/news/currentevents
Navigation

Gilbert Rozon poursuit Juste pour rire

Gilbert Rozon à son arrivée au Centre opérationnel de la police où il a dû se présenter cette semaine pour faire prendre sa photo d’accusé et ses empreintes digitales.
Photo Chantal Poirier Gilbert Rozon à son arrivée au Centre opérationnel de la police où il a dû se présenter cette semaine pour faire prendre sa photo d’accusé et ses empreintes digitales.

Coup d'oeil sur cet article

Gilbert Rozon poursuit Juste pour rire et son nouveau propriétaire ICM pour éviter de payer 3,3 millions de dollars qui lui sont réclamés en raison de pertes causées par «l’affaire Rozon», qui aurait entre autres amené l’humoriste Rachid Badouri à quitter l’entreprise.  

«Les réclamations sont sans fondement», affirme Rozon dans la poursuite civile rendue publique aujourd'hui au palais de justice de Montréal.   

Après qu'un groupe de femmes qui l’accusent d’être un «prédateur sexuel» eurent intenté contre lui une action collective et après avoir fait l'objet d'accusations criminelles de viol et d’attentat à la pudeur, le magnat de l’humour déchu s’engage ainsi dans un nouveau bras de fer judiciaire.  

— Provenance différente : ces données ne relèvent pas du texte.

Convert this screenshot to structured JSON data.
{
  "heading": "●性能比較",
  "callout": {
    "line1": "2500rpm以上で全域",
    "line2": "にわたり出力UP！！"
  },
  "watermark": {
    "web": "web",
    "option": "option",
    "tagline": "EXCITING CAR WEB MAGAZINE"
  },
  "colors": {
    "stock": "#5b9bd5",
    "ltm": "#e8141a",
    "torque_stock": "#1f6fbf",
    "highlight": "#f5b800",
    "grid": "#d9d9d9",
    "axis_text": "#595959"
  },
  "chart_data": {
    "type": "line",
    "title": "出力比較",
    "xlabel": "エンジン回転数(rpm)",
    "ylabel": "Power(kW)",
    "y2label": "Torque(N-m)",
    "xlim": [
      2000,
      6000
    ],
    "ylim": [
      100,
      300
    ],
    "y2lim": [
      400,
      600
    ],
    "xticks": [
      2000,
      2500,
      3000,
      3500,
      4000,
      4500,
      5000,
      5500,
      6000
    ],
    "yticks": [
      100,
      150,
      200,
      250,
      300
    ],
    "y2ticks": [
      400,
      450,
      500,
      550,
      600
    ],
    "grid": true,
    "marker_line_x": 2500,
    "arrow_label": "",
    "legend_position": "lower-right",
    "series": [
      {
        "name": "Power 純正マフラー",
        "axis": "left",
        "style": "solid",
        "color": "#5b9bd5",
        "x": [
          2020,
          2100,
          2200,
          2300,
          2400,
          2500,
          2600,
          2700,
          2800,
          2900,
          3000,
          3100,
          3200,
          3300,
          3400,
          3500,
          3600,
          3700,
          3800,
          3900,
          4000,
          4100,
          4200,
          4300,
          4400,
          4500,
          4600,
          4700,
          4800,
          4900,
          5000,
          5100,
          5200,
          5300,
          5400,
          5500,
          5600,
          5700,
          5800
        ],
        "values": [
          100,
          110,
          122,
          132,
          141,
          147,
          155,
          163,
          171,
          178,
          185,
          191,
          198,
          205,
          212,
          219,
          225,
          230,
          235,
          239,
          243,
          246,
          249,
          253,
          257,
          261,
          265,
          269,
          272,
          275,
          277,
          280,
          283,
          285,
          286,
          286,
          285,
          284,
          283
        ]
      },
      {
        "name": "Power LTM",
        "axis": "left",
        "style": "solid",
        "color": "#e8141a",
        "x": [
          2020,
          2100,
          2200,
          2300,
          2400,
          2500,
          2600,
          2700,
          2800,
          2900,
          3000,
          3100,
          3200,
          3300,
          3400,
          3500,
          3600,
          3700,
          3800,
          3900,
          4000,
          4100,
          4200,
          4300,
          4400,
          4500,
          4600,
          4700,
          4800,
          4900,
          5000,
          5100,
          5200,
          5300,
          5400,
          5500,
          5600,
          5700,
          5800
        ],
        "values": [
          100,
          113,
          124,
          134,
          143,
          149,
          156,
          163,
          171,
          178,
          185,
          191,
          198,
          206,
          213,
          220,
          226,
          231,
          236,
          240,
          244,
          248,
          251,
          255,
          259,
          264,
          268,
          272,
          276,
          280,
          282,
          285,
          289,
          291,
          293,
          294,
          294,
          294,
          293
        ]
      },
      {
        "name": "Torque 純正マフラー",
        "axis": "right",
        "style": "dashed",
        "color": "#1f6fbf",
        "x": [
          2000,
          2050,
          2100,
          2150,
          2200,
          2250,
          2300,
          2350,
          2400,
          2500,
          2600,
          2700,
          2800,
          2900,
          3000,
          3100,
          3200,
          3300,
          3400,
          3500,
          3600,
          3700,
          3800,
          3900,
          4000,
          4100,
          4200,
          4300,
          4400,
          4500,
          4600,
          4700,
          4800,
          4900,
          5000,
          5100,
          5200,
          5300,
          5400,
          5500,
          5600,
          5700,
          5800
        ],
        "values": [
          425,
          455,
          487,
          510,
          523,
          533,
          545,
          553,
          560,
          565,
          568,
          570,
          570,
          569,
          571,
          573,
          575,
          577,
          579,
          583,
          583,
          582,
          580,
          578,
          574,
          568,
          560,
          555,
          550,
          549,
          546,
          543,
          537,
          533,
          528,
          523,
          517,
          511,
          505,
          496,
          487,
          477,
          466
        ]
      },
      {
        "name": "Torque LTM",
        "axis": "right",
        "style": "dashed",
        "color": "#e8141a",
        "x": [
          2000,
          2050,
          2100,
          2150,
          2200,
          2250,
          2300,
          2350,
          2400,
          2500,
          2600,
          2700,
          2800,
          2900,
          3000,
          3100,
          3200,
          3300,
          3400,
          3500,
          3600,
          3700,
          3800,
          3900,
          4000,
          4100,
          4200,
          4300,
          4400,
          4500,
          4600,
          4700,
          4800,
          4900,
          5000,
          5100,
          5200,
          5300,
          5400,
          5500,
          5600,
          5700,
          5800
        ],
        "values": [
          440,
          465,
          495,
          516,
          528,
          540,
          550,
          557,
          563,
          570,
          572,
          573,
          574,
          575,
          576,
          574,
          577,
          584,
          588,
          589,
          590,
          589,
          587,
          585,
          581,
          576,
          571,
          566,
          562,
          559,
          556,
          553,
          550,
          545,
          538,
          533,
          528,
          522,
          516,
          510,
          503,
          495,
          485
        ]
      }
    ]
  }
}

Mais cette fois, il se battra contre l’entreprise qu’il avait lui-même fondée, ainsi que contre les nouveaux acheteurs.  

En octobre 2017, le monde de Rozon s’écroulait à la suite de témoignages de femmes qui lui reprochaient des inconduites sexuelles. Le scandale a eu un tel impact que Rozon s’est finalement résolu à vendre ses actions dans Juste pour rire.  

«J’ai le cœur déchiré, je n’avais jamais pensé à vendre avant, mais je voulais avant tout sauver cet événement [le festival Juste pour rire]», avait expliqué Rozon lors d’une audience en cour civile l’année passée.  

Réclamations  

C’est finalement l’entreprise ICM et le Canadien Howie Mandel qui se sont portés acquéreurs de Juste pour rire le printemps dernier. Sauf qu’en septembre, l’entreprise a fait parvenir un avis d’indemnisation à Gilbert Rozon et Guylaine Lalonde, une de ses collaboratrices de longue date.  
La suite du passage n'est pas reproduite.